Contoh-contoh seperti itu menunjukkan bahwa para filsuf filsafat Hindu klasik mengenal Upaniṣad dengan cukup baik dan akan masuk ke dalam teks-teks dari waktu ke waktu untuk memberikan analogi atau untuk mendukung salah satu argumen mereka. Namun, teks-teks awal yang bertahan dari Nyaya, Vaiśeṣika, Mīmāṃsā, Sāṃkhya, dan Yoga tidak cenderung menggunakan Upaniṣad untuk memvalidasi posisi inti mereka.

Vaiśeṣika Sutra (3.2.8), setuju bahwa Diri dibahas dalam Upanisad, tapi kemudian berpendapat bahwa bukti keberadaan Diri tidak harus dibentuk secara eksklusif dengan cara Sruti, tetapi juga dapat ditentukan melalui inferensi. Dengan demikian, Upaniṣad menyediakan kerangka kerja filosofis umum, serta berfungsi sebagai tempat penyimpanan istilah dan analogi, tetapi tidak ada aliran awal yang mengklaim teks itu sendiri.

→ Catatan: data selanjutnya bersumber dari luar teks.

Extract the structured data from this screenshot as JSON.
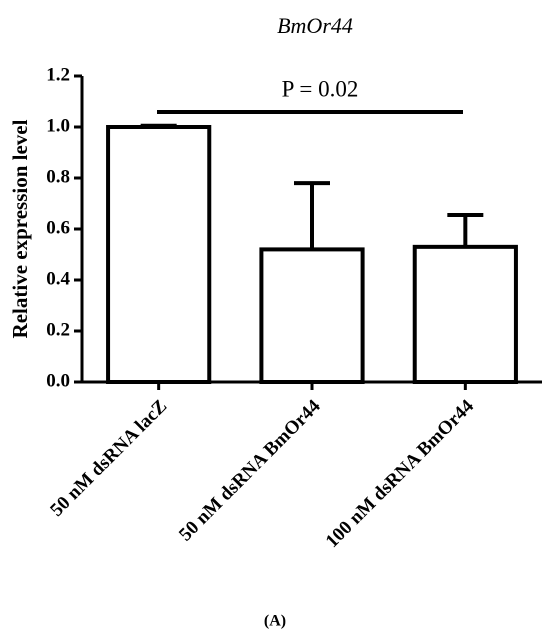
{
  "chart_data": {
    "type": "bar",
    "title": "BmOr44",
    "ylabel": "Relative expression level",
    "categories": [
      "50 nM dsRNA lacZ",
      "50 nM dsRNA BmOr44",
      "100 nM dsRNA BmOr44"
    ],
    "values": [
      1.0,
      0.52,
      0.53
    ],
    "errors": [
      0.005,
      0.26,
      0.125
    ],
    "color": "#ffffff",
    "ylim": [
      0,
      1.2
    ],
    "yticks": [
      {
        "value": 0,
        "label": "0.0"
      },
      {
        "value": 0.2,
        "label": "0.2"
      },
      {
        "value": 0.4,
        "label": "0.4"
      },
      {
        "value": 0.6,
        "label": "0.6"
      },
      {
        "value": 0.8,
        "label": "0.8"
      },
      {
        "value": 1,
        "label": "1.0"
      },
      {
        "value": 1.2,
        "label": "1.2"
      }
    ],
    "annotation": "P = 0.02",
    "panel_label": "(A)"
  }
}
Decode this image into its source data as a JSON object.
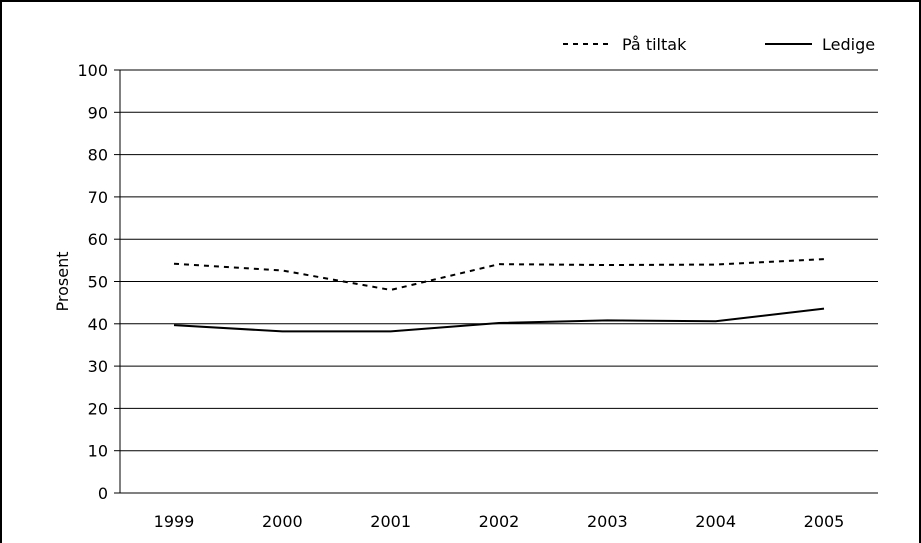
{
  "chart_data": {
    "type": "line",
    "categories": [
      "1999",
      "2000",
      "2001",
      "2002",
      "2003",
      "2004",
      "2005"
    ],
    "series": [
      {
        "name": "På tiltak",
        "values": [
          54.2,
          52.6,
          48.0,
          54.1,
          53.9,
          54.0,
          55.3
        ],
        "style": "dashed",
        "color": "#000000"
      },
      {
        "name": "Ledige",
        "values": [
          39.7,
          38.2,
          38.2,
          40.2,
          40.8,
          40.6,
          43.6
        ],
        "style": "solid",
        "color": "#000000"
      }
    ],
    "ylabel": "Prosent",
    "ylim": [
      0,
      100
    ],
    "yticks": [
      0,
      10,
      20,
      30,
      40,
      50,
      60,
      70,
      80,
      90,
      100
    ],
    "grid": true,
    "legend_position": "top-right"
  }
}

Sebuah ilustrasi yang menarik dari poin ini adalah bahwa tempat pembelajaran yang bersaing terkadang mengakui bahwa posisi saingan mereka juga dapat ditemukan di Upaniṣad. Filsuf Nyaya, Jayanta Bhaṭṭa bahkan menemukan posisi heterodox Lokāyata darśana , atau aliran Materialis di Upaniṣad. Dalam konteks mengkritik validitas śabda sebagai pramāṇa , Bhaṭṭa berpendapat bahwa jika śabda adalah sarana yang sah untuk membangun pengetahuan, maka bahkan doktrin Lokāyata harus benar, karena doktrin mereka dapat ditemukan dalam Upaniṣad. Karena kurangnya sumber dari Lokāyata, kita tidak tahu apakah mereka pernah merujuk Upaniṣad dalam teks mereka sendiri, tetapi argumen Bhaṭṭa adalah ilustrasi dari keengganan umum sebagian besar tempat pembelajaran menempatkan terlalu banyak di śruti sebagai sarana pengetahuan. Komentarnya juga merupakan pengakuan bahwa Upaniṣad mengandung berbagai sudut pandang.